Am Holocaust-Mahnmal geht es voran, doch vom wogenden Stelenfeld ist noch nichts zu sehen

„Wo ist hier eine Welle?“ Pablo Wegbrait aus Buenos Aires schaut ratlos, Peter Schwarz aus Bonn ebenso, und auch Christian Kiefer aus Berlin sieht in den versetzt aufgestellten ersten 400 von über 2700 Stelen nicht den tieferen Sinn. Hunderte Zaungäste klettern auch an diesem Sonnabend auf den Info-Aussichtspunkt an der Ebertstraße. Sie blicken auf die grauen Betonsäulen, aber sie können den Wellenschwung eines wogenden Weizenfeldes nicht erkennen, den sich der Architekt Peter Eisenman für das Stelenfeld des Holocaust-Mahnmals vorgestellt hat. Jenes Wogen, wie es auf der Computer-Simulation am Bauzaun zu sehen ist. Aber ohnehin stehen noch viel zu wenig Stelen, als dass Laien schon die große Linie erkennen. Viele sehen vor allem das Durcheinander einer Baustelle. Vielleicht auch deshalb bemerkten sie gar nicht, dass Unbekannte etwa 40 Zettel mit verunglimpfenden Parolen in der Nähe der Baustelle verteilt hatten. Ein Wachschutzmitarbeiter hatte die Plakate entdeckt. Wer sie aufgehängt hatte, ist nicht bekannt.

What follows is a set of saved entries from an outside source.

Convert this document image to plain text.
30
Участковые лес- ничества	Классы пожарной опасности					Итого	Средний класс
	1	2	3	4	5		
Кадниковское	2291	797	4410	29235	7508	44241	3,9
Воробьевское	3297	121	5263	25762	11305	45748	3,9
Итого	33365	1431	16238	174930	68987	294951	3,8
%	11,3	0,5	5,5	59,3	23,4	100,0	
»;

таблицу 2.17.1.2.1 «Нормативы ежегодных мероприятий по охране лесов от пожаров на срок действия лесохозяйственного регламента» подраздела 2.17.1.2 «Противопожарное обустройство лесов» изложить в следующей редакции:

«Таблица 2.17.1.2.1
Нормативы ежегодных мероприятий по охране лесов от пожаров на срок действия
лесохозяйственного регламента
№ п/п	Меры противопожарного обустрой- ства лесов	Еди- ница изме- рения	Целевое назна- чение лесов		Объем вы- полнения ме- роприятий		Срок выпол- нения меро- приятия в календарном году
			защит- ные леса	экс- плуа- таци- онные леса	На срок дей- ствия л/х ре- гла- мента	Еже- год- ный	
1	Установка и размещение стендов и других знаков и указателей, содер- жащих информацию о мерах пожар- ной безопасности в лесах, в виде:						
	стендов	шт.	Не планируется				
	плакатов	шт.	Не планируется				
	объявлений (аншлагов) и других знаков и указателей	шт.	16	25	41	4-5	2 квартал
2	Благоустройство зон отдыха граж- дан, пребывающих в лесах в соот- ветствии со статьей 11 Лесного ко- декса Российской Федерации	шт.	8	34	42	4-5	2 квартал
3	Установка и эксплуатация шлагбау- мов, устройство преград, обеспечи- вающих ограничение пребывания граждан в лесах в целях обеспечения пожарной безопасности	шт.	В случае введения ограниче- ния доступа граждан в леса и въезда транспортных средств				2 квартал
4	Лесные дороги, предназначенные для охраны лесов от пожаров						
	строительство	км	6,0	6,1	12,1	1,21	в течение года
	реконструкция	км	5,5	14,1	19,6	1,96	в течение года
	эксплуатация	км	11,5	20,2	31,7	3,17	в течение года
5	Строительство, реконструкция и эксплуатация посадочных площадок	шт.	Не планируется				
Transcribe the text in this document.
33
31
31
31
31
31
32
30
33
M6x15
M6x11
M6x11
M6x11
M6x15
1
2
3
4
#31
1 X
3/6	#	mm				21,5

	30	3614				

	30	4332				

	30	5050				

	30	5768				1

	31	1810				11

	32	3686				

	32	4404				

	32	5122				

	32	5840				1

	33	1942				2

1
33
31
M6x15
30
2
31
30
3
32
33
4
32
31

Den gewünschten Welleneffekt an den Stelen vermissen auch die Bauleute. Vision und Wirklichkeit stimmen noch nicht überein. Darauf machte, wie berichtet, vor wenigen Tagen die Stiftung Denkmal für die ermordeten Juden Europas aufmerksam. Der amerikanische Architekt selbst hatte beim letzten Baustellenbesuch festgestellt, dass der leichte Schwung, jene doppelte Wellenbewegung durch die Säulen auf unterschiedlich hohem Baugrund auf seiner Computer-Zeichnung besser zur Geltung kam.

„Kein Skandal“, beruhigt Uwe Neumärker von der Stiftung. Die Baufirma habe jedenfalls keinen Fehler gemacht, „es waren die Berechnungen im Computer“. Eine Simulation für ein 19000 Quadratmeter großes Gelände lasse sich schwer darstellen. Eisenman habe dann „sehr kompromissbereit“ an einigen Stellen Höhen und Neigungswinkel verändert. Es spreche für seine Genialität, dass nur 93 Stelen verändert werden müssten. Stelen, die noch gar nicht aufgestellt worden sind. Die Mehrkosten betragen 38000 Euro, die an anderer Stelle eingespart werden, die Gesamtkosten sind mit 27,6 Millionen Euro veranschlagt, das gesamte Stelenfeld soll bis zum Jahresende fertig sein. Die Stiftung ist sicher, dass die Stelen dann so wellenförmig wie auf den Fotos wirken.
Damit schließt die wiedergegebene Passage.